Año Nuevo
Started: 2023-01-03 19:08:00
Submitted: 2023-01-03 21:02:12
Visibility: World-readable
Viewing the elephant seals on the beach
On Friday, the day after Thanksgiving, Bethany had to go to the Federal Building in San Francisco's Civic Center to renew her passport. I led an expedition taking the rest of us (minus Kiesa, who stayed home) to Año Nuevo State Park to see the breeding colony of elephant seals hanging out on the beach. At the end of November, the only seals on the beach are year-old males, who haul out on land before the breeding adults show up in the middle of December. This meant that we could show up and walk to the beach, rather than get a reservation in advance as a crowd-control measure during the breeding period.
We drove up the coast to the park and ate lunch at the picnic area next to the parking lot under the bright midday sun. We headed to the visitor's center, in an old barn beyond the end of the parking lot, to check in for the walk to the beach, which was mostly a reminder to avoid getting too close to the elephant seals because they're dangerous and also protected by state and federal law. We looked through the exhibits in the visitor's center, set up in the old barn with low wood beams and hand-carved wooden pillars, then went next door to another barn next door for a video about the park. (In the barn where we watched the video about the park, there was a California State Parks podium, and I wanted to stand up behind it and give a press release ("Good afternoon. This morning, at around dawn, a male elephant seal ...") but there were other people in the room by the time the video ended so I resisted.)
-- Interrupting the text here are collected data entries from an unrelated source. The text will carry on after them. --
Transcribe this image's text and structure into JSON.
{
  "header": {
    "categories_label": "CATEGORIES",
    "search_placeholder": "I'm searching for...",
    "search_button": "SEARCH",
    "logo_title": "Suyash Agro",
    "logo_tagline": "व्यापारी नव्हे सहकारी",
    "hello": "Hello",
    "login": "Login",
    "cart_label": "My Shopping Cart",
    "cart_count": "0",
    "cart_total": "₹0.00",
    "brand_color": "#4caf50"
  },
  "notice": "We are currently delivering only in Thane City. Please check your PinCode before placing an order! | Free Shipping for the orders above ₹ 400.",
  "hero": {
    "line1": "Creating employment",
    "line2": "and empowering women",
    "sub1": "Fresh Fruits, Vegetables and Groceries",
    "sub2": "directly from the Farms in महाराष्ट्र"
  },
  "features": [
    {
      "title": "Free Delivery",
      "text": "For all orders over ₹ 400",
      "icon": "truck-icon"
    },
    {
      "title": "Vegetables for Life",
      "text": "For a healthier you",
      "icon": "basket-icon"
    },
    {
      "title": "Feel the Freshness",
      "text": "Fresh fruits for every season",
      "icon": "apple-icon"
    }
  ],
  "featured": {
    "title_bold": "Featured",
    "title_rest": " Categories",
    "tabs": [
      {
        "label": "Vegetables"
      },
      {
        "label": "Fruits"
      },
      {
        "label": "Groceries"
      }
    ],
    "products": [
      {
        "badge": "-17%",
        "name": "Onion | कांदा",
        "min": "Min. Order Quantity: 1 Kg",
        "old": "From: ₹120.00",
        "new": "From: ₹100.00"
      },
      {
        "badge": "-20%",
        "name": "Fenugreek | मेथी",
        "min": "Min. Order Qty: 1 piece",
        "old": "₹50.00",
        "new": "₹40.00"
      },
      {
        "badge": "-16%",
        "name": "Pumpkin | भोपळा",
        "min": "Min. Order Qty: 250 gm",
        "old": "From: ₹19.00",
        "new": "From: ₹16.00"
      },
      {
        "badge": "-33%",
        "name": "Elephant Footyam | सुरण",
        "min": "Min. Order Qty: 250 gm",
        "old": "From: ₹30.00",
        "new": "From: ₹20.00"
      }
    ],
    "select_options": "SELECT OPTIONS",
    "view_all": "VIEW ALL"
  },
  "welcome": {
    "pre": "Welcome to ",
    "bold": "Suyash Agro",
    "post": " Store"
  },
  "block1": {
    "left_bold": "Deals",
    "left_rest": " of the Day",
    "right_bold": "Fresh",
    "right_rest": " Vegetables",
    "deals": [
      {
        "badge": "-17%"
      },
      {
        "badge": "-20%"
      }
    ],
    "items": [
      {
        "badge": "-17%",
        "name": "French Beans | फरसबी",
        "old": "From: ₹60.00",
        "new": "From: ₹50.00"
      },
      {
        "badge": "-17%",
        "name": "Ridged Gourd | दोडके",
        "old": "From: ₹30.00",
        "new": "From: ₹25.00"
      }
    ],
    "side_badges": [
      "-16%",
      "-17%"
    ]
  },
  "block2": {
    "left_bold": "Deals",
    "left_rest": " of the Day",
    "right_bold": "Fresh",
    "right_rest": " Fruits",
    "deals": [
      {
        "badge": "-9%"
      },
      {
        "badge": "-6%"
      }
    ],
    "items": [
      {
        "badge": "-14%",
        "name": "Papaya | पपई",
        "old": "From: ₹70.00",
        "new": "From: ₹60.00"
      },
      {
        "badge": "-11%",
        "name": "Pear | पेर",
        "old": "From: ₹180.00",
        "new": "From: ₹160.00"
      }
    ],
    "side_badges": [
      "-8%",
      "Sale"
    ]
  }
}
We walked along the trail towards the overlooks above the beaches that had been claimed by the elephant seals. The trail took us west from the parking lot, along the bluffs above the ocean to our left, past a pond with several flocks of birds, and past a visitor's contact outpost at the line marking the edge of the area close enough to the elephant seals that we needed a permit to proceed. There was a table set out showing various animal specimens for us to examine, including skulls of various marine mammals and a sample of the leathery skin and scratchy fur that the elephant seals molt every year while on land.
We continued into the protected area towards the overlooks, on a series of sandy trails through fields of willow and boardwalks. Someone had suggested that the furthest overlook had the best seal viewing, so we headed there first, following the trail across the ridge line at the crest of a willow-covered dune, then looping back to a modest overlook at the top of the cliff.
At the overlook we could look down onto the beach and see the juvenile male elephant seals hauled out onto the beach, looking more like lumps of vaguely-colored fur than anything else. Most of them were quiet, sleeping on the beach; every once and a while a few of them would raise their heads and awkwardly flop themselves into a different position or head towards the surf. I saw one seal in the water, the low waves breaking over its head as it swam back and forth. The late afternoon sun shone through the haze above the beach, giving everything a backlit affect (and making photographing the seals somewhat more difficult).
To the south, across the hazy water, Año Nuevo Island sat on the horizon, the old buildings that formerly held a lighthouse and the keeper's house decaying back into the land. The island had been claimed by sea lions, and I could hear them barking at each other across the water.
There was a guide at the overlook who handed out binoculars and told us about the elephant seals, the sea lions, and the history of the land.
After about half an hour on the overlook we turned back to head to the cars. We dropped by one of the earlier overlooks we'd skipped on the way out and saw a lone juvenile elephant seal hauled out onto the beach, much closer to the overlook than the seals we'd seen at the other overlook. This seal was all alone, but he was closer and easier to see sitting by himself on the beach.
We walked back along the trail, tracking our steps back to the parking lot. Julian ran ahead until the next trail junction, where he waited for me to catch up and tell him which branch to take.
I had my camera ready at the exact moment Calvin eclipsed the sun from my perspective, and the one shot I took looked good.
We reached the car as the sun set over the Pacific Ocean, then drove back down the coast to Santa Cruz.